I/we feel safe being Kiara all evening at the club. Most people there already know that I'm multiple - I'm completely out to that community. And those that don't will simply assume that I'm age-playing, and it will work out fine that way. Also, several people will be going that I know Kiara cares about. One man that she's played with a little, another she has a huge crush on. And another multiple she knows, who also will be in little mode, I assume. And my sweetie will be there playing kitty-kat for the littles to play with too.

We're taking markers and printer-paper endrolls and coloring books. I hear there will be cookies and story time. We've both been excited about the party for a while now. Kiara picked out some new clothes to wear, and 'tested' the new markers. It should be a fun time.

Thursday, June 2, 2011

Integration = Full-time Coconciousness? (Me)

I'm still thinking about integration as an idea. I finished Fractured Minds, and I'm getting the idea that integration may be less like killing off pieces of us, and more like being all-the-time co-conscious. The way he describes it, the internal conversation and negotiation is still happening after integration is considered successful.

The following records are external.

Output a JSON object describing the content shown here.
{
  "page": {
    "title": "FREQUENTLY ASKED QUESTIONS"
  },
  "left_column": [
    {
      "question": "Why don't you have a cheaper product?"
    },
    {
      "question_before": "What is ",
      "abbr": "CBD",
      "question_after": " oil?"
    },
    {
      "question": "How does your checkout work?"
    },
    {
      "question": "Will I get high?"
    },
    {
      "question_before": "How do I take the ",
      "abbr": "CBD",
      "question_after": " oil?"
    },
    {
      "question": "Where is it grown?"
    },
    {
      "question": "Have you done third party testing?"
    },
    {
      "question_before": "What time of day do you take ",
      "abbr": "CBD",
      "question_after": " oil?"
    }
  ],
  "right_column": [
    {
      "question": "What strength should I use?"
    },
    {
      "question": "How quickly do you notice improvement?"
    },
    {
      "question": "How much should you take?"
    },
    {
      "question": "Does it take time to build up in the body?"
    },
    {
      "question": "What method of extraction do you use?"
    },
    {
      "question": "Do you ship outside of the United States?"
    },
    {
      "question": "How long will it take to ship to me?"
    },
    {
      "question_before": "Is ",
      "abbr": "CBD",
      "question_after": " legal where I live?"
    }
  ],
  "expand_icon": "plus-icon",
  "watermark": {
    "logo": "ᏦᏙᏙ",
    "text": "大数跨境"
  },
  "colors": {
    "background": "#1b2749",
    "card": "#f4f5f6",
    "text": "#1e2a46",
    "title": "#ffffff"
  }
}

So to confirm, my singleton friends, I need to hear from you. In your supposedly normal/sane/singleton heads, do you have dialogue and conversation between parts of your mind? Do you switch modes or attitudes to suit the task at hand? How disjointed is someone that's not multiple?

Tuesday, May 17, 2011

So I'm out to my daughter. Sort of. (Me)

My daughter is home from college. For the summer. I've had some discussions, both internal and external, about what that would mean for my household while she's home. While she's been gone, my household has become more and more a home/safe haven/hang-out place for a bunch of the kinky folk. I couldn't see closing down Motel M for several months. So I talked to my daughter about it. You know, I raised a really open-minded, cool person. She had a few very reasonable requests, having to do with the level of undress in the house and the use of her room. So I announced to the household that it's living as usual.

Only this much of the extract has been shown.